One genome, two metabolic pathways

“Up to this point, most phylogenomic trees have relied on only one korarchaeotal representative,” said first author McKay. “Now we’re adding two more: one (Candidatus Korarchaeum cryptofilum WS) is similar to the known genome, and the other (Ca.  Methanodesulfokores washburnensis) is more distantly related, containing genes for both methane and sulfur metabolisms.” Methanogenesis and sulfur reduction are among the oldest mechanisms of energy conservation, but the genes for both pathways had never been observed in a single microbial population until now.

Ca.  M. washburnensis was one of the most abundant populations detected in the Washburn sediments and based on metabolic reconstructions, the team has two main hypotheses: the novel korarchaeon could switch between methanogenesis and sulfite reduction depending on environmental conditions, or it could couple the two metabolisms by using sulfite to oxidize methane and hydrogen. McKay emphasized that “the latter possibility would represent a novel pathway for the anaerobic oxidation of methane, a subject of great interest in environmental and evolutionary microbiology.”

Inskeep will be presenting a poster pitch at the upcoming NeLLi Symposium, discussing the “Distribution of predominant high-temperature archaeal and bacterial lineages in Yellowstone National Park,” as well as details of the newly described members of the Korarchaeota.

References:

  • Borrel G et al.

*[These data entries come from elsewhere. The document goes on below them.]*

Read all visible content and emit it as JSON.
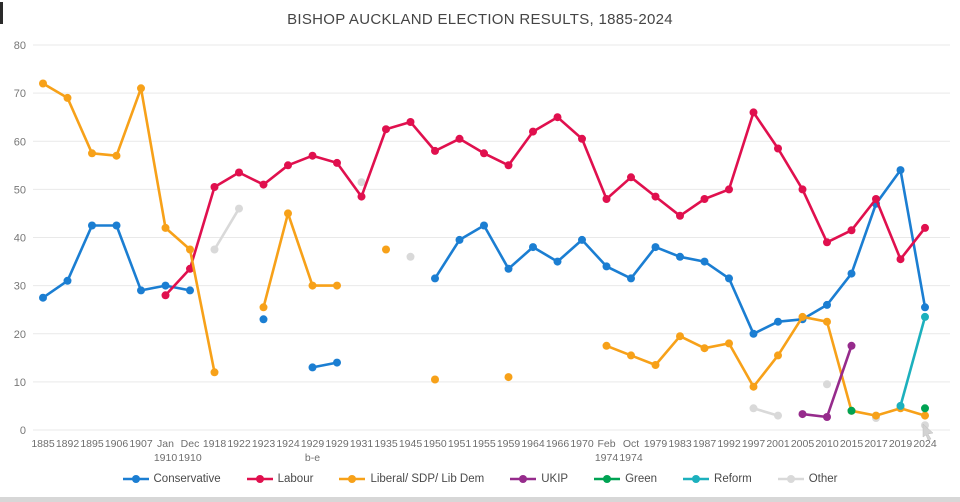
{
  "chart_data": {
    "type": "line",
    "title": "BISHOP AUCKLAND ELECTION RESULTS, 1885-2024",
    "xlabel": "",
    "ylabel": "",
    "ylim": [
      0,
      80
    ],
    "y_ticks": [
      0,
      10,
      20,
      30,
      40,
      50,
      60,
      70,
      80
    ],
    "grid": true,
    "legend_position": "bottom",
    "categories": [
      "1885",
      "1892",
      "1895",
      "1906",
      "1907",
      "Jan 1910",
      "Dec 1910",
      "1918",
      "1922",
      "1923",
      "1924",
      "1929 b-e",
      "1929",
      "1931",
      "1935",
      "1945",
      "1950",
      "1951",
      "1955",
      "1959",
      "1964",
      "1966",
      "1970",
      "Feb 1974",
      "Oct 1974",
      "1979",
      "1983",
      "1987",
      "1992",
      "1997",
      "2001",
      "2005",
      "2010",
      "2015",
      "2017",
      "2019",
      "2024"
    ],
    "series": [
      {
        "name": "Conservative",
        "color": "#1b7ed2",
        "values": [
          27.5,
          31,
          42.5,
          42.5,
          29,
          30,
          29,
          null,
          null,
          23,
          null,
          13,
          14,
          null,
          null,
          null,
          31.5,
          39.5,
          42.5,
          33.5,
          38,
          35,
          39.5,
          34,
          31.5,
          38,
          36,
          35,
          31.5,
          20,
          22.5,
          23,
          26,
          32.5,
          47,
          54,
          25.5
        ]
      },
      {
        "name": "Labour",
        "color": "#e0104e",
        "values": [
          null,
          null,
          null,
          null,
          null,
          28,
          33.5,
          50.5,
          53.5,
          51,
          55,
          57,
          55.5,
          48.5,
          62.5,
          64,
          58,
          60.5,
          57.5,
          55,
          62,
          65,
          60.5,
          48,
          52.5,
          48.5,
          44.5,
          48,
          50,
          66,
          58.5,
          50,
          39,
          41.5,
          48,
          35.5,
          42
        ]
      },
      {
        "name": "Liberal/ SDP/ Lib Dem",
        "color": "#f7a119",
        "values": [
          72,
          69,
          57.5,
          57,
          71,
          42,
          37.5,
          12,
          null,
          25.5,
          45,
          30,
          30,
          null,
          37.5,
          null,
          10.5,
          null,
          null,
          11,
          null,
          null,
          null,
          17.5,
          15.5,
          13.5,
          19.5,
          17,
          18,
          9,
          15.5,
          23.5,
          22.5,
          4,
          3,
          4.5,
          3
        ]
      },
      {
        "name": "UKIP",
        "color": "#962b8c",
        "values": [
          null,
          null,
          null,
          null,
          null,
          null,
          null,
          null,
          null,
          null,
          null,
          null,
          null,
          null,
          null,
          null,
          null,
          null,
          null,
          null,
          null,
          null,
          null,
          null,
          null,
          null,
          null,
          null,
          null,
          null,
          null,
          3.3,
          2.7,
          17.5,
          null,
          null,
          null
        ]
      },
      {
        "name": "Green",
        "color": "#00a353",
        "values": [
          null,
          null,
          null,
          null,
          null,
          null,
          null,
          null,
          null,
          null,
          null,
          null,
          null,
          null,
          null,
          null,
          null,
          null,
          null,
          null,
          null,
          null,
          null,
          null,
          null,
          null,
          null,
          null,
          null,
          null,
          null,
          null,
          null,
          4,
          null,
          null,
          4.5
        ]
      },
      {
        "name": "Reform",
        "color": "#1cb0bd",
        "values": [
          null,
          null,
          null,
          null,
          null,
          null,
          null,
          null,
          null,
          null,
          null,
          null,
          null,
          null,
          null,
          null,
          null,
          null,
          null,
          null,
          null,
          null,
          null,
          null,
          null,
          null,
          null,
          null,
          null,
          null,
          null,
          null,
          null,
          null,
          null,
          5,
          23.5
        ]
      },
      {
        "name": "Other",
        "color": "#d9d9d9",
        "values": [
          null,
          null,
          null,
          null,
          null,
          null,
          null,
          37.5,
          46,
          null,
          null,
          null,
          null,
          51.5,
          null,
          36,
          null,
          null,
          null,
          null,
          null,
          null,
          null,
          null,
          null,
          null,
          null,
          null,
          null,
          4.5,
          3,
          null,
          9.5,
          null,
          2.5,
          null,
          1
        ]
      }
    ]
  }
}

Wide diversity of methane and short-chain alkane metabolisms in uncultured archaea. Nat Microbiol. 4 March 2019. doi:10.1038/s41564-019-0363-3.
  • Nature Microbiology “Behind the Paper”: Borrel G. New perspectives on methane and short-chain alkane metabolisms in the archaea
  • McKay LJ et al. Co-occurring genomic capacity for anaerobic methane and dissimilatory sulfur metabolisms discovered in the Korarchaeota. Nat Microbiol. 4 March 2019. doi:10.1038/s41564-019-0362-4.
  • Nature Microbiology “Behind the Paper”: McKay L. Methane and sulfur metabolisms collide in the Korarchaeota.